大学スポーツ日米共同研究フェーズII 最終報告会を開催~筑波大×米テンプル大×ドーム(アンダーアーマー)

日本版NCAA創設へ向けて

3月7日、「大学スポーツ振興に関する共同研究フェーズII」最終報告会が筑波大学東京キャンパス(東京・文京区)で開催されました。これは筑波大学、米テンプル大学(本学米国本校)、株式会社ドームが2016年より日米共同で進める取り組みで、本報告会はそのフェーズIIの総括に当たります。報告会は、筑波大のスポーツ庁委託業務「大学横断的かつ競技横断的統括組織(日本版NCAA)創設事業(大学スポーツ振興の推進)」に関する報告会も兼ねていることから、同大アスレチックデパートメント(AD)設置に向けた具体的な取り組みや、大学スポーツ改革が社会全体にもたらす変革についての議論も行われました。
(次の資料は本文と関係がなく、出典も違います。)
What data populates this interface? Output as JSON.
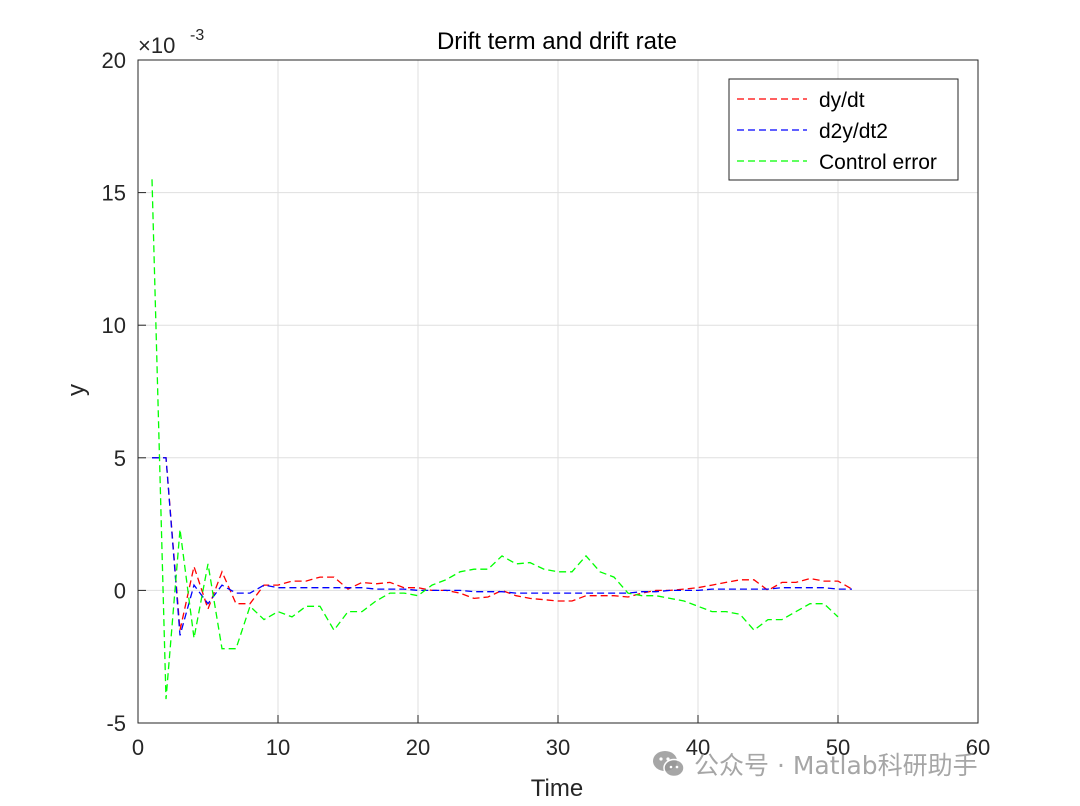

第一部の冒頭で、筑波大の松元剛准教授が、本プロジェクトの背景にある「日本再興戦略2016(PDF: 2.9MB)」や「スポーツ未来開拓会議」において、大学スポーツに大きな期待が寄せられていることや、政府が進める「日本版NCAA創設に向けた学産官連携協議会」の動向について触れました。次に、本学米国本校の教授ダニエル・ファンクは、米国の事例をもとに大学スポーツ振興がもたらす利点について報告を行いました。「2018年問題」といわれる学生数の減少はじめ日本の高等教育が抱える課題を解決するには、大学の学生募集の取り組みやブランディングのみならず、社会にもたらす好影響からも、スポーツが糸口となり得ると強調しました。続いて、ミネソタ大学の井上雄平助教(本学米国本校2011年博士課程修了)は、大学スポーツの財政分析として、年間総収入100億ドル(約1.1兆円)に上る米国の大学スポーツ市場の収入構造と、全米大学体育協会(NCAA)本部の果たす役割について触れました。


また、本学米国本校の上級准教授ジェレミー・ジョーダンは、日米大学スポーツに関する調査に基づき、筑波大を事例として日本におけるAD設置に向けた組織づくりについて、フェーズI(情報収集)、II(開発・準備)、 III(統治・発展)の段階的アプローチを提案しました。それを受け、筑波大のスポーツアドミニストレーターである山田晋三氏は、筑波大のAD設置に関わる具体的な取り組みについて、「簡単な道のりではなかった」としながらも、大学の価値向上に利する活動とのミッションとビジョンの共有、学内におけるADへの理解の普及に注力してきたことを強調しました。


続く第二部の基調講演で、東京大学の境田正樹理事は「大学スポーツと地方創生」と題して、日本のスポーツビジネスの事例としてBリーグ創設の背景と、その事業規模の大幅拡大をもたらしたプロバスケットボール界の改革について語りました。また、2016年に設立した東京大学スポーツ先端科学研究拠点によるビッグデータを活用したAIによる「テイラーメイド型アスリート強化プロジェクト」構想や、日本版NCAA創設に向けて、大学と自治体、産業界との連携がもたらす地域経済の発展への期待について言及しました。